Anthropic Raises Claude Opus 4 to Its Highest Safety Level

April 20, 20261 min read

TL;DR

New controls block misuse in chemical, biological, and nuclear weapons research as AI capabilities outpace risk assessments.

Anthropic has implemented AI Safety Level 3 (ASL-3) protections for its latest model, Claude Opus 4, marking a significant step in AI security.

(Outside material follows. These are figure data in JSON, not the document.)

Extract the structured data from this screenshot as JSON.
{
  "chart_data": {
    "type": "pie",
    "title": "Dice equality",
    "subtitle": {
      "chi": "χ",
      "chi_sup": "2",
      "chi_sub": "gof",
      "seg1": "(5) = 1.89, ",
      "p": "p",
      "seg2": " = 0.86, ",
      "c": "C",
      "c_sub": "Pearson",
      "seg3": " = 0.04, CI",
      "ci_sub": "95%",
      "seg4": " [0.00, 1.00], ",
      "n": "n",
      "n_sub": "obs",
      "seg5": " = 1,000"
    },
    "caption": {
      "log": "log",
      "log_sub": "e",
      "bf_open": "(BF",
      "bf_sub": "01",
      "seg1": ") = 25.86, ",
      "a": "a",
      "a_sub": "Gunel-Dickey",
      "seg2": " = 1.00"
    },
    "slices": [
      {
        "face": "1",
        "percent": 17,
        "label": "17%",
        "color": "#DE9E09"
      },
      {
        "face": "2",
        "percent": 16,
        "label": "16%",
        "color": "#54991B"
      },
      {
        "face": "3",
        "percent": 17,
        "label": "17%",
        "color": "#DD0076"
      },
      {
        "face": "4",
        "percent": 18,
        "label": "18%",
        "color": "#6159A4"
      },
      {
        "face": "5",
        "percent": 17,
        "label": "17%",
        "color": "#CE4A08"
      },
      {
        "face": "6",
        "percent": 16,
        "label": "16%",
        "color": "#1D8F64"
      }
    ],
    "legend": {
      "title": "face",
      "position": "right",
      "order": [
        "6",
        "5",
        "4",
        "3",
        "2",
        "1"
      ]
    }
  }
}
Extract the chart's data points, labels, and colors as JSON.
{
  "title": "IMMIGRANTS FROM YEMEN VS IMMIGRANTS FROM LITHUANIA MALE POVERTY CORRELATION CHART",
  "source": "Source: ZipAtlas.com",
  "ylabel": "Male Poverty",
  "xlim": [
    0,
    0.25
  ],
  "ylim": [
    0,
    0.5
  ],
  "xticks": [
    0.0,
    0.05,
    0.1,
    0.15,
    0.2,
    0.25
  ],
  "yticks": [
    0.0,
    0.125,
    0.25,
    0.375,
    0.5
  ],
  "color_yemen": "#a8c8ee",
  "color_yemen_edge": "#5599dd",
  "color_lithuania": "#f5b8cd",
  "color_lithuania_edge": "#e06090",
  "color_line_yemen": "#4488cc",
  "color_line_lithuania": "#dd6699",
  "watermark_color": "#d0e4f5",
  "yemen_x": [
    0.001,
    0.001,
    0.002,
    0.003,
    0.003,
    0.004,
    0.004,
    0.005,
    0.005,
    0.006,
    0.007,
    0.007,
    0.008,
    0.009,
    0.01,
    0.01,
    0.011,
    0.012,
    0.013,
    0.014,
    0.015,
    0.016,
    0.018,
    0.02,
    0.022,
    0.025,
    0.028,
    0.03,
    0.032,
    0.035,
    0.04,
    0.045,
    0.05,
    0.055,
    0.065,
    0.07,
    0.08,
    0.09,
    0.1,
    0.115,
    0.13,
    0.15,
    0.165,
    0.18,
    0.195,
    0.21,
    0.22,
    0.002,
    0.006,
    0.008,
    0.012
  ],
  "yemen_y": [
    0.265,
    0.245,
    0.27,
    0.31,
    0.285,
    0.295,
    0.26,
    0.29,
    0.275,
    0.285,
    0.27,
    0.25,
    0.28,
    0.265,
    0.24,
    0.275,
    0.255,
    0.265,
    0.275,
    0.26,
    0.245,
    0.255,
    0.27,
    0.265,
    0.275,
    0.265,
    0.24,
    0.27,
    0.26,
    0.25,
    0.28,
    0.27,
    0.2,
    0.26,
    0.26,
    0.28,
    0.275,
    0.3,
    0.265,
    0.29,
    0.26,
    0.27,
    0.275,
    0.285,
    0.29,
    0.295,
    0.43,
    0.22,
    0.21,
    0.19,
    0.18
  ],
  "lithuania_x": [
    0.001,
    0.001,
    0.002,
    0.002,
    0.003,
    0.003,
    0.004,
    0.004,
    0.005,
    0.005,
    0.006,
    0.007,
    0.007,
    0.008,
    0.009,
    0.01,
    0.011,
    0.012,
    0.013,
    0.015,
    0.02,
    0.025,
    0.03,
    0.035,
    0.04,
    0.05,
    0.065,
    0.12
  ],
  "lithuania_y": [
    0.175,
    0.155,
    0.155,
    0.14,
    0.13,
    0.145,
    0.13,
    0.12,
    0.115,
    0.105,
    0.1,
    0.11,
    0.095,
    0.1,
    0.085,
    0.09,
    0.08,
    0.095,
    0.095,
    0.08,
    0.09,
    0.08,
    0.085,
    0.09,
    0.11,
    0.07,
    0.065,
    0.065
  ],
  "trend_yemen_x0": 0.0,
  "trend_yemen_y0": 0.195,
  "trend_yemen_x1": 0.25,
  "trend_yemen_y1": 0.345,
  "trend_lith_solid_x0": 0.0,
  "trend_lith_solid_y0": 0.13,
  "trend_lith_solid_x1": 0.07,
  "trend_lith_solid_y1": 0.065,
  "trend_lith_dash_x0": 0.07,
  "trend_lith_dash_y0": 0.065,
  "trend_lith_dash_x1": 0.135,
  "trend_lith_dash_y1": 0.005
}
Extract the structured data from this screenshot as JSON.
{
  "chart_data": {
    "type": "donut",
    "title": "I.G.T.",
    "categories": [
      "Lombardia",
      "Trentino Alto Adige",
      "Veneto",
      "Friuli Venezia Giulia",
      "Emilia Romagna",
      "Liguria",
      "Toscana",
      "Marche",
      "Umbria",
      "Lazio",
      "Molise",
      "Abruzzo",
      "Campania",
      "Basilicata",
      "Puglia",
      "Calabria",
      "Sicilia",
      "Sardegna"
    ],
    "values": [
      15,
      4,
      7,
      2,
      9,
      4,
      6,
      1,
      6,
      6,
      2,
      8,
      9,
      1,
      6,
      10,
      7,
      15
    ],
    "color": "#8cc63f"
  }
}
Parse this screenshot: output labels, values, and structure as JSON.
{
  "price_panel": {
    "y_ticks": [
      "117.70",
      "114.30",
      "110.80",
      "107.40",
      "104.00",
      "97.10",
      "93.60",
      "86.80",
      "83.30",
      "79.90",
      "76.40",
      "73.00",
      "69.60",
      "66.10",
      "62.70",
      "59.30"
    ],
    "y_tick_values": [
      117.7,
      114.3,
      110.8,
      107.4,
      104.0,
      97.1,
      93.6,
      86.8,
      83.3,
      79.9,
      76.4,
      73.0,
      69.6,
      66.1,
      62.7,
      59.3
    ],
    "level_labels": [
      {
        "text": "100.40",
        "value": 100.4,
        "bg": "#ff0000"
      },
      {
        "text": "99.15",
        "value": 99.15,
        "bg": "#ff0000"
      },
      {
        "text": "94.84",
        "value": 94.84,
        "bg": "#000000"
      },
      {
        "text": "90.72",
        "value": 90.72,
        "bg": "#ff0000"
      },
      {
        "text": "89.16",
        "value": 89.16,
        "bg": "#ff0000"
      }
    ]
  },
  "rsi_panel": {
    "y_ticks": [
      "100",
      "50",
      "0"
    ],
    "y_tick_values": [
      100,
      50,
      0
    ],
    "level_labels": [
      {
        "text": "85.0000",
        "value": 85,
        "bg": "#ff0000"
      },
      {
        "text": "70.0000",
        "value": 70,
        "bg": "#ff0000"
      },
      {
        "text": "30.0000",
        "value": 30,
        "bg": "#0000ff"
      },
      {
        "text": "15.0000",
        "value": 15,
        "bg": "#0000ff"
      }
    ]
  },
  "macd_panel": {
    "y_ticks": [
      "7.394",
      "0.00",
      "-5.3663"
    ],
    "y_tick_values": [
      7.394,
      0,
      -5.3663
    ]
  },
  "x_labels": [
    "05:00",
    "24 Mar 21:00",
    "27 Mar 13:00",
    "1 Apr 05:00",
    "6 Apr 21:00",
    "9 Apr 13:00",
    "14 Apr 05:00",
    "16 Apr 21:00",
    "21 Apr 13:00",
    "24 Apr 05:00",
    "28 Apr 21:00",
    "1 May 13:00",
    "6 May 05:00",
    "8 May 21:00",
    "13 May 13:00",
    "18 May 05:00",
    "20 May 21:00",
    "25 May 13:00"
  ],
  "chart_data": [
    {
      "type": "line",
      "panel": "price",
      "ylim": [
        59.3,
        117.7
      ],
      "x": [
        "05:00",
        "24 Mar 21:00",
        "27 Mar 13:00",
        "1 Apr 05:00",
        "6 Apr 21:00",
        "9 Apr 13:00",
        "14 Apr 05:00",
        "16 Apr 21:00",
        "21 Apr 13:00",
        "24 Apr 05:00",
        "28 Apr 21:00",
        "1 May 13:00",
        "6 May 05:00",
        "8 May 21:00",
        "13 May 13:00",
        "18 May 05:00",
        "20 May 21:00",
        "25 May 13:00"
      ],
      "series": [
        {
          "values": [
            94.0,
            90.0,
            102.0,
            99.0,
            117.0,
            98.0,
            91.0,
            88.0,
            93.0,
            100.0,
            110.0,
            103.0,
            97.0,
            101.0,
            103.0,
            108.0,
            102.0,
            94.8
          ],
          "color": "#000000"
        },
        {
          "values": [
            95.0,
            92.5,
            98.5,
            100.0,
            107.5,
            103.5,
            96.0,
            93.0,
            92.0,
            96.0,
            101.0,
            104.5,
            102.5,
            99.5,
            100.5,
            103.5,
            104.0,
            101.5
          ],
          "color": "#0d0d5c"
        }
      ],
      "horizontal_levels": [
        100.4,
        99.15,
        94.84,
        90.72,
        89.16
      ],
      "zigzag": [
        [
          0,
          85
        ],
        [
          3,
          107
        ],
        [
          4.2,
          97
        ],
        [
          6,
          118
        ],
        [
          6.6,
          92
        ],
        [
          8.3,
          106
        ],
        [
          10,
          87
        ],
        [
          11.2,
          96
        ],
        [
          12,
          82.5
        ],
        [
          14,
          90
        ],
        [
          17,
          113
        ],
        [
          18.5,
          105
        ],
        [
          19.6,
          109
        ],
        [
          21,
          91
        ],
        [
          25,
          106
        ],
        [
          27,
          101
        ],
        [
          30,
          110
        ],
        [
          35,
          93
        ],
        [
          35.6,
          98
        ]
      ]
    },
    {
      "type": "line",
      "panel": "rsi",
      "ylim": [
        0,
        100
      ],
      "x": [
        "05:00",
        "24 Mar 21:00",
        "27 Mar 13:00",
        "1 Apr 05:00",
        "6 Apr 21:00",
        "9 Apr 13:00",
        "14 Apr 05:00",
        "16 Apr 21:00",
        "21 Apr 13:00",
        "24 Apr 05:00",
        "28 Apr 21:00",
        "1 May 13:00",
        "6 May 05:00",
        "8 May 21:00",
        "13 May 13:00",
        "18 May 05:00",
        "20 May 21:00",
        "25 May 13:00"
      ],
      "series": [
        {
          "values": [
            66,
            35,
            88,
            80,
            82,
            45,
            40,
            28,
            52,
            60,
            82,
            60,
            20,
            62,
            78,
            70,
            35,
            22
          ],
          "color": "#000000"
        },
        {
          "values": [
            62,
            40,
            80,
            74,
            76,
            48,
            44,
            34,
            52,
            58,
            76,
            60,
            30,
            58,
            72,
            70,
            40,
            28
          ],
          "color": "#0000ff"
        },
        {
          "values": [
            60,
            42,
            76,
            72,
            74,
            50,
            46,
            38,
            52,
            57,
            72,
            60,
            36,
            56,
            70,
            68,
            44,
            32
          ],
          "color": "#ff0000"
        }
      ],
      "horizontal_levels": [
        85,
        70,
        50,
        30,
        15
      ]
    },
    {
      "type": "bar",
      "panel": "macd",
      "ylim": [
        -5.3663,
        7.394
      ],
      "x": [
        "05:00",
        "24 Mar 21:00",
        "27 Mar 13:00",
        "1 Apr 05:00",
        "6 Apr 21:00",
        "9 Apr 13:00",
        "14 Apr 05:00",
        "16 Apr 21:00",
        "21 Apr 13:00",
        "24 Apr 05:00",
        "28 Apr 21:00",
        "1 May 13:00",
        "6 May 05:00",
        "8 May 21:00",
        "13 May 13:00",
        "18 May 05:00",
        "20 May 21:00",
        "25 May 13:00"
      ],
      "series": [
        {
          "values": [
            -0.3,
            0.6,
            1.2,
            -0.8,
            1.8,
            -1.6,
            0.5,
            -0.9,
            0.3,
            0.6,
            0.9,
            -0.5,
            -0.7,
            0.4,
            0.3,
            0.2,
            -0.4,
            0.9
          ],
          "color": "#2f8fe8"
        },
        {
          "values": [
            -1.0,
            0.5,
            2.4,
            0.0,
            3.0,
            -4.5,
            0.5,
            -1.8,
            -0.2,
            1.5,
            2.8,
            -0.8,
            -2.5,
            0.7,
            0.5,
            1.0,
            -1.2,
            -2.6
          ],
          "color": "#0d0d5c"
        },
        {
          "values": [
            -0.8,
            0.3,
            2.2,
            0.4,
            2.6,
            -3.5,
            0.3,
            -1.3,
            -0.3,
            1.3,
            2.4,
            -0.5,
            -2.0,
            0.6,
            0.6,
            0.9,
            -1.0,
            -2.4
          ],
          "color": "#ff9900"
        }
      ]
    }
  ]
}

This move, part of the company's Responsible Scaling Policy, introduces stricter measures to guard against sophisticated threats, even as the model's risk level remains under evaluation.

The ASL-3 standards include enhanced deployment controls to limit Claude's potential misuse in chemical, biological, radiological, and nuclear (CBRN) weapons workflows. These measures are narrowly targeted, designed to block extended, end-to-end assistance without broadly refusing user queries, reflecting a cautious approach to emerging AI dangers.

Security upgrades focus on protecting model weights—the core parameters that define an AI's capabilities—from theft by non-state actors. Over 100 controls are in place, such as two-party authorization and binary allowlisting, drawing from established cybersecurity practices to harden defenses against unauthorized access.

A key innovation is the use of egress bandwidth controls, which restrict data outflow from secure environments. By capping network traffic rates, Anthropic aims to make exfiltrating large model weights nearly impossible before detection, turning the models' size into a security advantage.

The decision to activate ASL-3 proactively stems from uncertainty around Claude Opus 4's CBRN capabilities. Unlike previous models, this one showed enough improvement in evaluations to warrant precautionary measures, though it hasn't definitively crossed the threshold requiring such protections.

Anthropic acknowledges that these safeguards are a work in progress, with ongoing refinements needed to balance effectiveness and user impact. The company plans to iterate based on real-world use, collaborating with industry and government to address evolving threats.

This approach highlights broader challenges in AI safety, where rapid capability gains outpace risk assessments. As models grow more powerful, preemptive security measures become essential to mitigate catastrophic misuse without stifling innovation.

Industry observers note that Anthropic's transparency could set a precedent for other AI developers. By sharing detailed reports, the firm aims to foster collective improvements in safety standards, preparing for even more advanced AI systems on the horizon.